# Cauldron Creep



## Devils Chariot (May 23, 2007)

After much consternation, fiddling, and changing my mind for 4 months I finished my first cauldron prop. I like ScareFx's witch, but http://flickr.com/photos/kreggg/sets/72157608623037878/ don't have European witches, and I wanted my cannibals to be a tribe of undead, so I made a skeleton instead.

Here is what I started out with in my head, sketching at work last year on lunch break:










and here is how he turned out:




























and a video:






Thanks for looking. If you want to learn how he was made, you can read about him in my general prop discussion thread here.


----------



## SoCal Scare (Aug 3, 2007)

*That thing is great*. Good work


----------



## Lilly (Jun 13, 2006)

I really like this ..
that first pic is cool


----------



## slightlymad (May 25, 2006)

I love it


----------



## Hauntiholik (May 17, 2006)

He's just awesome!


----------



## DeadSpider (Feb 3, 2006)

So cool.
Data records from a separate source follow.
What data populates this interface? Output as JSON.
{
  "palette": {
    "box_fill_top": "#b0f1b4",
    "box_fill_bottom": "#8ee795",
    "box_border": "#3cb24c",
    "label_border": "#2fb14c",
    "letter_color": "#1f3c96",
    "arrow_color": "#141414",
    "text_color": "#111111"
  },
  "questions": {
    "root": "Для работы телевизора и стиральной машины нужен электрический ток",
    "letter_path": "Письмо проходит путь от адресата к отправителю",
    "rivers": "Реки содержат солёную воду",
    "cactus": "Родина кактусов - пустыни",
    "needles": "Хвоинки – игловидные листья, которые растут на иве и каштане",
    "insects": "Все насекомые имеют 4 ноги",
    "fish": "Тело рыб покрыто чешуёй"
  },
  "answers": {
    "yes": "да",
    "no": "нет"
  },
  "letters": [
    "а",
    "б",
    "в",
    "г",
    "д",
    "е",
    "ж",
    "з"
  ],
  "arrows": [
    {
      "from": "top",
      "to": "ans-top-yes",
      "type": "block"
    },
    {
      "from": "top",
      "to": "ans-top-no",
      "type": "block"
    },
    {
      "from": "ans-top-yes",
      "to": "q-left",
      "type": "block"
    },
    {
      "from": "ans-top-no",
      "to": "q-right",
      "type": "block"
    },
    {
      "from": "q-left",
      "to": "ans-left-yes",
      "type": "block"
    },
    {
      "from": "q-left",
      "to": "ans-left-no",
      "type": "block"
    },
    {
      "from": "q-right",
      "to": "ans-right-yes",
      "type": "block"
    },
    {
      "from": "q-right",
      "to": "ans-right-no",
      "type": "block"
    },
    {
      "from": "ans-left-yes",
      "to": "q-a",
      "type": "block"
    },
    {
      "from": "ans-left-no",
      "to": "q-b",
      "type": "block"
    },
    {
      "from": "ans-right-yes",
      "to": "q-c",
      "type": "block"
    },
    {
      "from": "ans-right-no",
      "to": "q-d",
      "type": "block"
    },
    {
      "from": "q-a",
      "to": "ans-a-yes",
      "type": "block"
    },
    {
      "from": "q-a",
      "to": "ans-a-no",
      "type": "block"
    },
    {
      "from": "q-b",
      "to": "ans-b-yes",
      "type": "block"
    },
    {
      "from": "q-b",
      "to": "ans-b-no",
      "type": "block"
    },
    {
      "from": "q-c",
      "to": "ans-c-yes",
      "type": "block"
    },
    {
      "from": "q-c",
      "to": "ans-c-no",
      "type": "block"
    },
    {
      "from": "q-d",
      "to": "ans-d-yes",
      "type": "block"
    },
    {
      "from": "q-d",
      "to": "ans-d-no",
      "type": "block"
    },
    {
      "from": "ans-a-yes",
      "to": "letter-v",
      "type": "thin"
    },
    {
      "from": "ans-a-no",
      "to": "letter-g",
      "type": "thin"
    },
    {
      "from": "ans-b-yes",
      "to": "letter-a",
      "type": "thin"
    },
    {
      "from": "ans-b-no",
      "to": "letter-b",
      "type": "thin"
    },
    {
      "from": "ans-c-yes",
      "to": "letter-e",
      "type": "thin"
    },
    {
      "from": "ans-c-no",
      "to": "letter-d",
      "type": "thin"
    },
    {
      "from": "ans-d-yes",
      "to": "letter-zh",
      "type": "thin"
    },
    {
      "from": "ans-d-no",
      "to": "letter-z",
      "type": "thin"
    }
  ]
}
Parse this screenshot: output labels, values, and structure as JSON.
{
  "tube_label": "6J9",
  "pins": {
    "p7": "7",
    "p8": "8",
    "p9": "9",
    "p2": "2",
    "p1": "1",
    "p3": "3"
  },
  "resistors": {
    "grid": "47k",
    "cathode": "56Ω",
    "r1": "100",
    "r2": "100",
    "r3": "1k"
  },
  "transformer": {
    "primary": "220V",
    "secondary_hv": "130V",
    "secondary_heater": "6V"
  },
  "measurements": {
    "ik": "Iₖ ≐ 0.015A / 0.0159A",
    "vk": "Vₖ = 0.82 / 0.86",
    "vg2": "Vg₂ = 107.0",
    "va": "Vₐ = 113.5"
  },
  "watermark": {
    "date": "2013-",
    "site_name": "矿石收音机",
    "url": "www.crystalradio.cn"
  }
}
I love it. 

.. hmm that's been said already hasn't it?
I havent had enuff coffee yet to think of anything original to say, but I really really like your work.


----------



## RoxyBlue (Oct 6, 2008)

Can I adopt him?


----------



## Bloodhound (Oct 16, 2007)

Your tiki witch turned out awesome.


----------



## Scary Godmother (Oct 13, 2007)

That is so awesome, great name for it also!:jol:


----------



## Ghostess (Aug 21, 2005)

That first picture is freakin' awesome.... he's a great prop!


----------



## consultlkr (Sep 9, 2008)

He's absolutely crazy! Are you going to post any additional instructions in the general prop thread? 

Where did you learn to draw like that?????


----------